Language-Aware Distillation for Multilingual Instruction-Following Speech LLMs with ASR-Only Supervision
This work addresses the challenge of building performant multilingual instruction-following Speech LLMs for real-world interactive applications, offering significant gains over existing methods.
This paper tackles the problem of training multilingual instruction-following Speech LLMs with ASR-only supervision, which previously suffered from language interference. The authors introduce a language-aware distillation method that improves instruction following by 14% over multilingual baselines and achieves a 32% improvement on a new multilingual spoken QA benchmark.

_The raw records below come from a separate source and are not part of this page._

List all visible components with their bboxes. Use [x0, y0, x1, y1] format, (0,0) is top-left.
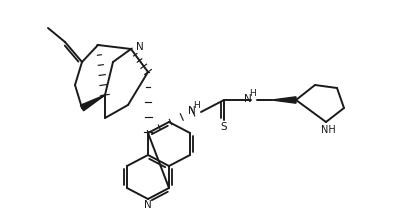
Text: N: N: [244, 94, 252, 104]
Text: S: S: [221, 122, 227, 132]
Text: N: N: [188, 106, 196, 116]
Text: H: H: [193, 101, 199, 110]
Text: H: H: [249, 89, 255, 98]
Text: N: N: [144, 200, 152, 210]
Polygon shape: [80, 95, 105, 111]
Text: N: N: [136, 42, 144, 52]
Polygon shape: [272, 97, 296, 103]
Text: NH: NH: [321, 125, 335, 135]
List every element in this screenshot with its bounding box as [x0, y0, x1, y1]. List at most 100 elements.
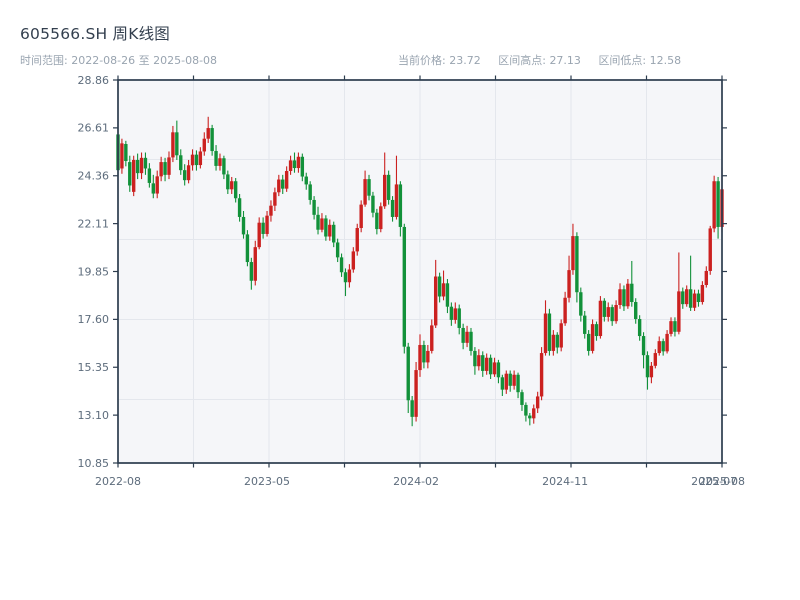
candle-up — [284, 171, 289, 189]
candle-down — [390, 199, 395, 217]
candle-down — [226, 174, 230, 190]
candle-up — [559, 323, 563, 348]
candle-up — [186, 165, 191, 181]
candle-down — [182, 170, 187, 181]
x-tick-label: 2024-11 — [542, 475, 588, 488]
y-tick-label: 13.10 — [78, 409, 110, 422]
candle-down — [339, 257, 344, 273]
candle-down — [488, 357, 493, 375]
y-tick-label: 10.85 — [78, 457, 110, 470]
candle-down — [583, 315, 587, 334]
candle-up — [441, 283, 446, 297]
candle-up — [131, 159, 136, 192]
candle-up — [571, 236, 575, 271]
candle-down — [304, 176, 308, 185]
candle-up — [614, 304, 618, 322]
candle-down — [496, 362, 501, 378]
candle-up — [563, 297, 567, 324]
candle-down — [641, 336, 646, 356]
candle-down — [398, 184, 403, 227]
candle-down — [688, 289, 693, 308]
x-tick-label: 2024-02 — [393, 475, 439, 488]
candle-up — [692, 293, 697, 308]
candle-up — [504, 373, 508, 390]
candle-down — [316, 214, 320, 230]
candle-down — [371, 195, 375, 213]
candle-up — [418, 344, 422, 371]
candle-up — [320, 218, 324, 230]
candle-down — [406, 346, 410, 401]
candle-down — [473, 350, 477, 367]
candle-up — [669, 321, 673, 334]
candle-down — [445, 283, 450, 307]
candle-up — [685, 289, 689, 305]
candle-up — [379, 206, 383, 230]
range-low-value: 12.58 — [649, 54, 682, 67]
candle-down — [292, 160, 297, 169]
x-tick-label: 2025-07 — [691, 475, 737, 488]
candle-up — [606, 307, 610, 317]
candle-up — [155, 176, 159, 194]
candle-down — [308, 184, 312, 200]
candle-up — [120, 143, 124, 169]
candle-down — [524, 404, 528, 416]
candle-up — [171, 132, 175, 158]
candle-down — [233, 181, 238, 199]
candle-up — [288, 160, 293, 172]
candle-down — [681, 291, 685, 305]
candle-up — [598, 300, 603, 337]
range-high-value: 27.13 — [549, 54, 581, 67]
y-tick-label: 15.35 — [78, 361, 110, 374]
candle-down — [410, 400, 414, 417]
y-tick-label: 28.86 — [78, 74, 110, 87]
candle-down — [222, 158, 226, 175]
candle-down — [457, 308, 461, 328]
candle-up — [273, 192, 277, 206]
candle-up — [296, 156, 301, 169]
candle-down — [128, 162, 132, 186]
candle-up — [394, 184, 399, 217]
candle-up — [351, 251, 356, 270]
candle-up — [167, 157, 171, 175]
candle-down — [630, 283, 634, 303]
candle-down — [335, 242, 340, 258]
candle-down — [547, 313, 552, 351]
candle-up — [543, 313, 548, 354]
candle-up — [700, 285, 705, 303]
candle-down — [575, 236, 579, 293]
candle-up — [626, 283, 630, 307]
candle-down — [194, 154, 199, 166]
candle-up — [363, 179, 367, 205]
time-range-label: 时间范围: 2022-08-26 至 2025-08-08 — [20, 54, 218, 67]
candle-up — [359, 204, 363, 229]
candle-down — [528, 415, 532, 419]
candle-up — [328, 224, 332, 237]
candle-down — [332, 224, 336, 243]
candle-up — [477, 355, 481, 367]
candle-up — [618, 289, 622, 305]
page-title: 605566.SH 周K线图 — [20, 25, 170, 43]
candle-down — [300, 156, 305, 177]
candle-down — [437, 276, 442, 297]
x-tick-label: 2022-08 — [95, 475, 141, 488]
candle-down — [312, 199, 316, 215]
candle-down — [586, 333, 591, 351]
candle-down — [179, 155, 183, 171]
candle-down — [151, 183, 155, 194]
candle-down — [241, 216, 246, 235]
candle-down — [147, 168, 152, 183]
candle-down — [367, 179, 371, 196]
candle-up — [539, 353, 544, 397]
candle-down — [175, 132, 179, 156]
y-tick-label: 22.11 — [78, 217, 110, 230]
candle-up — [430, 325, 434, 351]
candle-up — [202, 138, 206, 152]
candle-down — [324, 218, 328, 237]
range-low-label: 区间低点: — [598, 54, 647, 67]
candle-down — [214, 151, 218, 166]
candle-down — [281, 179, 285, 189]
candle-down — [245, 234, 250, 263]
candle-down — [124, 144, 128, 162]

Speech Large Language Models (LLMs) that understand and follow instructions in many languages are useful for real-world interaction, but are difficult to train with supervised fine-tuning, requiring large, task-specific speech corpora. While recent distillation-based approaches train performant English-only Speech LLMs using only annotated ASR data by aligning text and speech using only a lightweight projector, these models under-perform when scaled to multilingual settings due to language interference in the shared projector. We address this by introducing language-aware distillation using a query bank and a gating network that selects or mixes query tokens using a Q-Former projector. Our approach shows gains of 14% over matched multilingual distillation baselines on instruction following. We further synthesize Audio-MLQA, a multilingual spoken QA benchmark built on MLQA with high-quality TTS questions. Our best model improves over existing Speech LLM baselines by 32% on Audio-MLQA.